巨大的果蝇原钙粘蛋白 Fat 和 Dachsous (Ds) 形成异嗜性双向信号对 通过生长抑制 Hippo 途径和平面细胞极性 (PCP) 调节增殖 并且独立于“核心”PCP 途径。这些功能是其哺乳动物同源物所共有的，并且 Fat 和 Ds 同源物的人类突变导致 Hennekam 和 Ds 的神经系统和多系统缺陷 范马尔德赫姆综合征。尽管它很重要，但人们对脂肪和脂肪之间的结合方式知之甚少。 Ds 改变细胞行为，从而改变其调节发育和病理的方式。 Fat、Ds 以及 Hippo 和 PCP 途径的效应子集中在 上皮细胞和脂肪的细胞内结构域（ICD）对两种细胞的根尖下水平有强烈影响 关键蛋白质。第一个是支架肌球蛋白 Dachs，它结合并抑制疣 (Lats1/2)，最后一个是 Hippo 通路中的效应激酶，在核心 PCP 通路中调节 Sple。第二个是 FERM 支架蛋白 Expanded，可刺激疣活动。 通过结合蛋白质结合筛选、生物化学和分子遗传学，我们建立了一种联系 从 Fat ICD 到 Dachs，并通过 DHHC 棕榈酰转移酶扩展水平和定位 近似的目标之一是 SH3 结构域蛋白 Dlish。

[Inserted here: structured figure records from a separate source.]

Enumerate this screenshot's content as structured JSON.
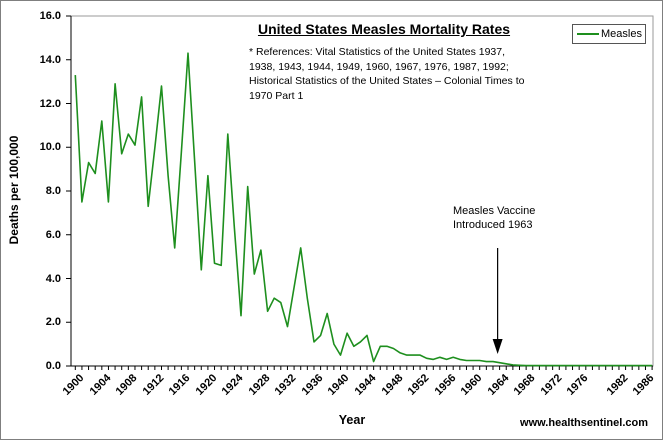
{
  "page": {
    "watermark": "www.healthsentinel.com"
  },
  "chart_data": {
    "type": "line",
    "title": "United States Measles Mortality Rates",
    "references": [
      "* References: Vital Statistics of the United States 1937,",
      "1938, 1943, 1944, 1949, 1960, 1967, 1976, 1987, 1992;",
      "Historical Statistics of the United States – Colonial Times to",
      "1970 Part 1"
    ],
    "xlabel": "Year",
    "ylabel": "Deaths per 100,000",
    "ylim": [
      0,
      16
    ],
    "ytick_labels": [
      "0.0",
      "2.0",
      "4.0",
      "6.0",
      "8.0",
      "10.0",
      "12.0",
      "14.0",
      "16.0"
    ],
    "xtick_labels": [
      "1900",
      "1904",
      "1908",
      "1912",
      "1916",
      "1920",
      "1924",
      "1928",
      "1932",
      "1936",
      "1940",
      "1944",
      "1948",
      "1952",
      "1956",
      "1960",
      "1964",
      "1968",
      "1972",
      "1976",
      "1982",
      "1986"
    ],
    "grid": false,
    "legend": {
      "position": "top-right",
      "entries": [
        {
          "label": "Measles",
          "color": "#1e8f1e"
        }
      ]
    },
    "annotation": {
      "line1": "Measles Vaccine",
      "line2": "Introduced 1963",
      "arrow_year": 1963.7
    },
    "series": [
      {
        "name": "Measles",
        "color": "#1e8f1e",
        "x_start_year": 1900,
        "x_end_year": 1987,
        "values": [
          13.3,
          7.5,
          9.3,
          8.8,
          11.2,
          7.5,
          12.9,
          9.7,
          10.6,
          10.1,
          12.3,
          7.3,
          10.0,
          12.8,
          8.7,
          5.4,
          9.8,
          14.3,
          9.4,
          4.4,
          8.7,
          4.7,
          4.6,
          10.6,
          6.3,
          2.3,
          8.2,
          4.2,
          5.3,
          2.5,
          3.1,
          2.9,
          1.8,
          3.6,
          5.4,
          3.1,
          1.1,
          1.4,
          2.4,
          1.0,
          0.5,
          1.5,
          0.9,
          1.1,
          1.4,
          0.2,
          0.9,
          0.9,
          0.8,
          0.6,
          0.5,
          0.5,
          0.5,
          0.35,
          0.3,
          0.4,
          0.3,
          0.4,
          0.3,
          0.25,
          0.25,
          0.25,
          0.2,
          0.2,
          0.15,
          0.1,
          0.05,
          0.03,
          0.02,
          0.02,
          0.02,
          0.02,
          0.02,
          0.02,
          0.02,
          0.02,
          0.02,
          0.02,
          0.02,
          0.02,
          0.02,
          0.02,
          0.02,
          0.02,
          0.02,
          0.02,
          0.02,
          0.02
        ]
      }
    ]
  }
}
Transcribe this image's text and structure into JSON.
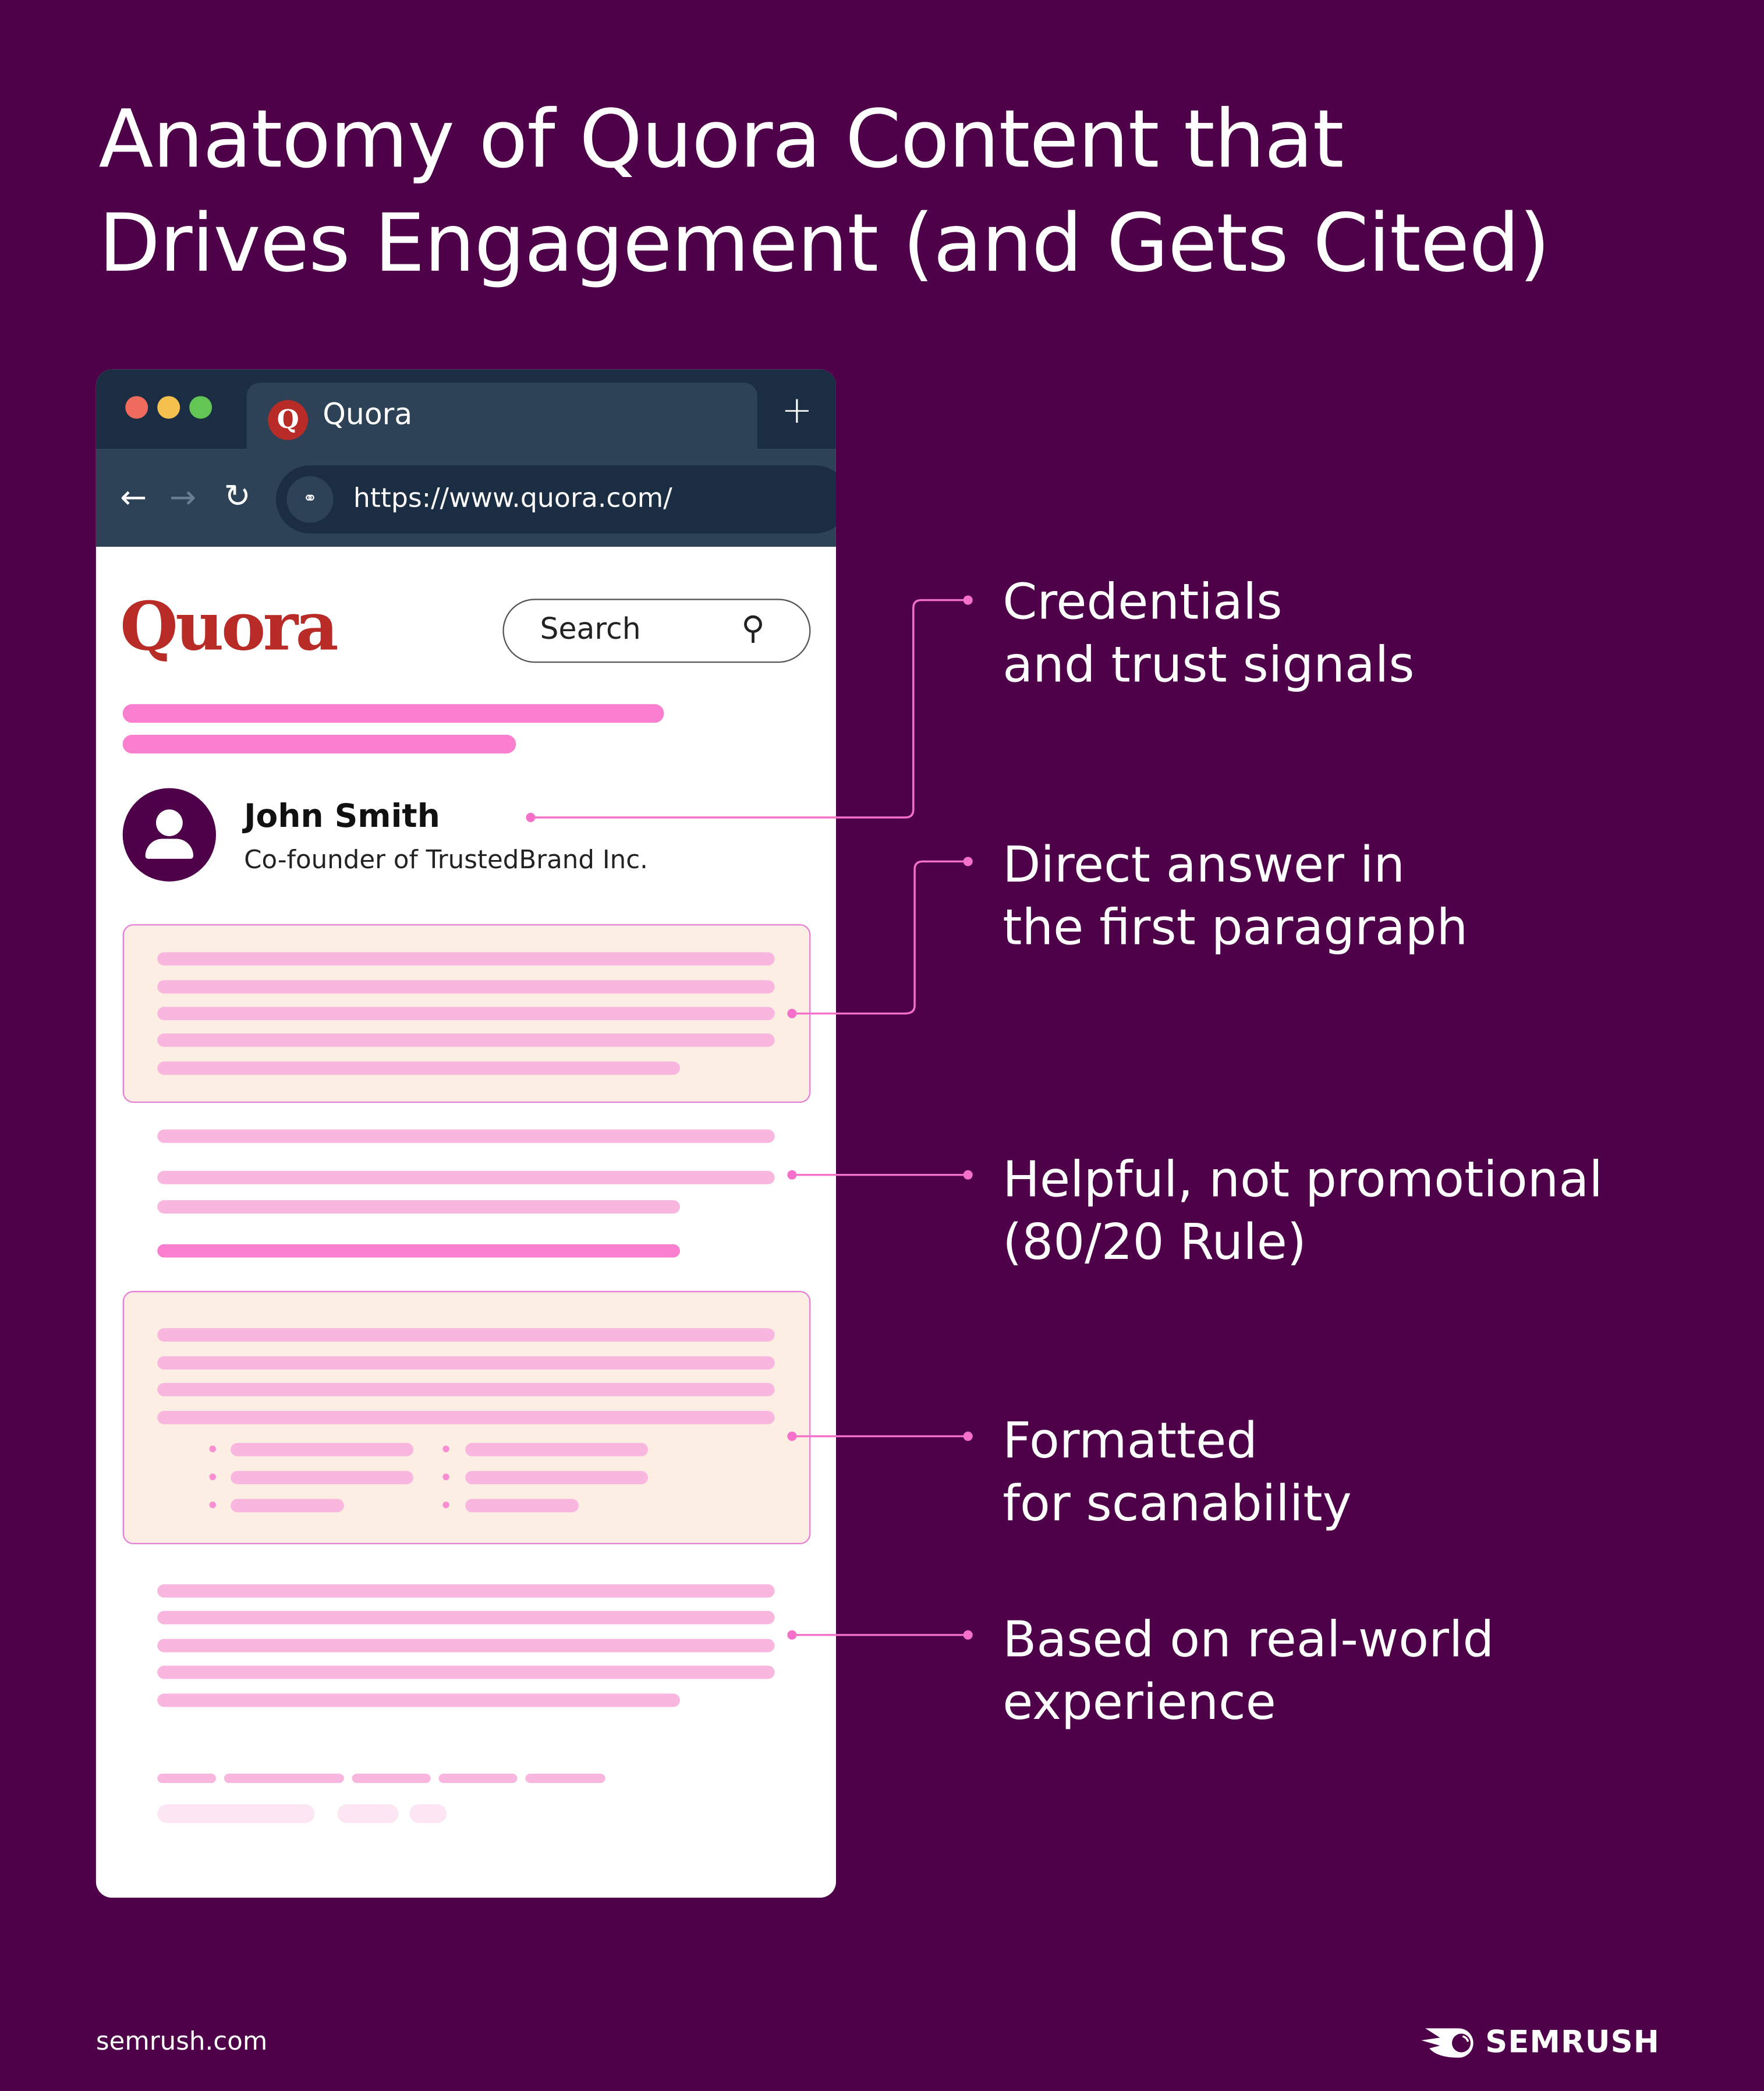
{
  "title": {
    "line1": "Anatomy of Quora Content that",
    "line2": "Drives Engagement (and Gets Cited)"
  },
  "browser": {
    "tab_title": "Quora",
    "tab_icon": "Q",
    "new_tab": "+",
    "url": "https://www.quora.com/",
    "icons": [
      "back-arrow-icon",
      "forward-arrow-icon",
      "reload-icon",
      "site-settings-icon"
    ]
  },
  "page": {
    "logo": "Quora",
    "search_placeholder": "Search",
    "author_name": "John Smith",
    "author_title": "Co-founder of TrustedBrand Inc."
  },
  "annotations": [
    {
      "line1": "Credentials",
      "line2": "and trust signals"
    },
    {
      "line1": "Direct answer in",
      "line2": "the first paragraph"
    },
    {
      "line1": "Helpful, not promotional",
      "line2": "(80/20 Rule)"
    },
    {
      "line1": "Formatted",
      "line2": "for scanability"
    },
    {
      "line1": "Based on real-world",
      "line2": "experience"
    }
  ],
  "footer": {
    "site": "semrush.com",
    "brand": "SEMRUSH"
  },
  "colors": {
    "background": "#4e0048",
    "accent_pink": "#fb7fcf",
    "quora_red": "#b92b27",
    "panel": "#fdeee3"
  }
}
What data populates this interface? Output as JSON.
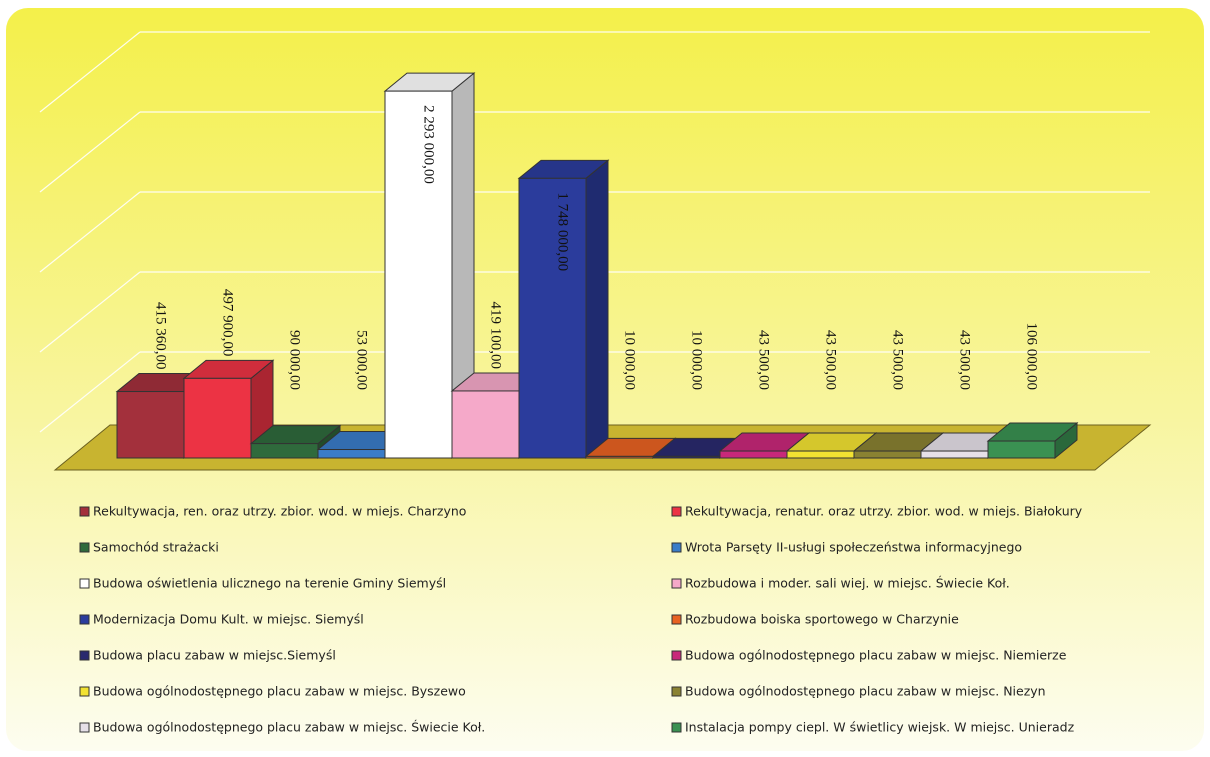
{
  "chart_data": {
    "type": "bar3d",
    "categories": [
      "Rekultywacja, ren. oraz utrzy. zbior. wod. w miejs. Charzyno",
      "Rekultywacja, renatur. oraz utrzy. zbior. wod. w miejs. Białokury",
      "Samochód strażacki",
      "Wrota Parsęty II-usługi społeczeństwa informacyjnego",
      "Budowa oświetlenia ulicznego na terenie Gminy Siemyśl",
      "Rozbudowa i moder. sali wiej. w miejsc. Świecie Koł.",
      "Modernizacja Domu Kult. w miejsc. Siemyśl",
      "Rozbudowa boiska sportowego w Charzynie",
      "Budowa placu zabaw w miejsc.Siemyśl",
      "Budowa ogólnodostępnego placu zabaw w miejsc. Niemierze",
      "Budowa ogólnodostępnego placu zabaw w miejsc. Byszewo",
      "Budowa ogólnodostępnego placu zabaw w miejsc. Niezyn",
      "Budowa ogólnodostępnego placu zabaw w miejsc. Świecie Koł.",
      "Instalacja pompy ciepl. W świetlicy wiejsk. W miejsc. Unieradz"
    ],
    "values": [
      415360,
      497900,
      90000,
      53000,
      2293000,
      419100,
      1748000,
      10000,
      10000,
      43500,
      43500,
      43500,
      43500,
      106000
    ],
    "value_labels": [
      "415 360,00",
      "497 900,00",
      "90 000,00",
      "53 000,00",
      "2 293 000,00",
      "419 100,00",
      "1 748 000,00",
      "10 000,00",
      "10 000,00",
      "43 500,00",
      "43 500,00",
      "43 500,00",
      "43 500,00",
      "106 000,00"
    ],
    "colors": [
      "#a3303c",
      "#ec3344",
      "#2f6a3c",
      "#3a7cc8",
      "#ffffff",
      "#f5a9c9",
      "#2b3c9c",
      "#e86222",
      "#2a2a6e",
      "#c8287a",
      "#f2e232",
      "#8a8232",
      "#e6e0e8",
      "#3a9152"
    ],
    "ylim": [
      0,
      2500000
    ],
    "yticks": [
      0,
      500000,
      1000000,
      1500000,
      2000000,
      2500000
    ],
    "grid": true
  }
}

然而，近似必须有 该途径中的其他目标，以及 Approximim 和 Dlish 监管的细节知之甚少。 在本提案中，我们概述了确定新近似目标特征的计划，包括扩展本身， 并进一步计划分析近似活动和目标识别的调节，首先通过 修改 Approximated 及其目标，然后通过之前未表征的 GOLGA7 类 接头蛋白CG5447。 Fat 和 Ds 还具有显着的能力，即通过它们自己的逐个细胞沿上皮平面极化细胞。 细胞极化到相对的细胞面。我们已经启动了细胞内控制和扩增的研究 脂肪/Ds 极化。我们探索了细胞内通路成分在以前未曾怀疑过的作用 调节脂肪和 Ds 水平和极化，包括酪蛋白激酶 1 Dco、泛素连接酶 Slimb、 肌球蛋白 Dachs 和脂肪本身的细胞内结构域。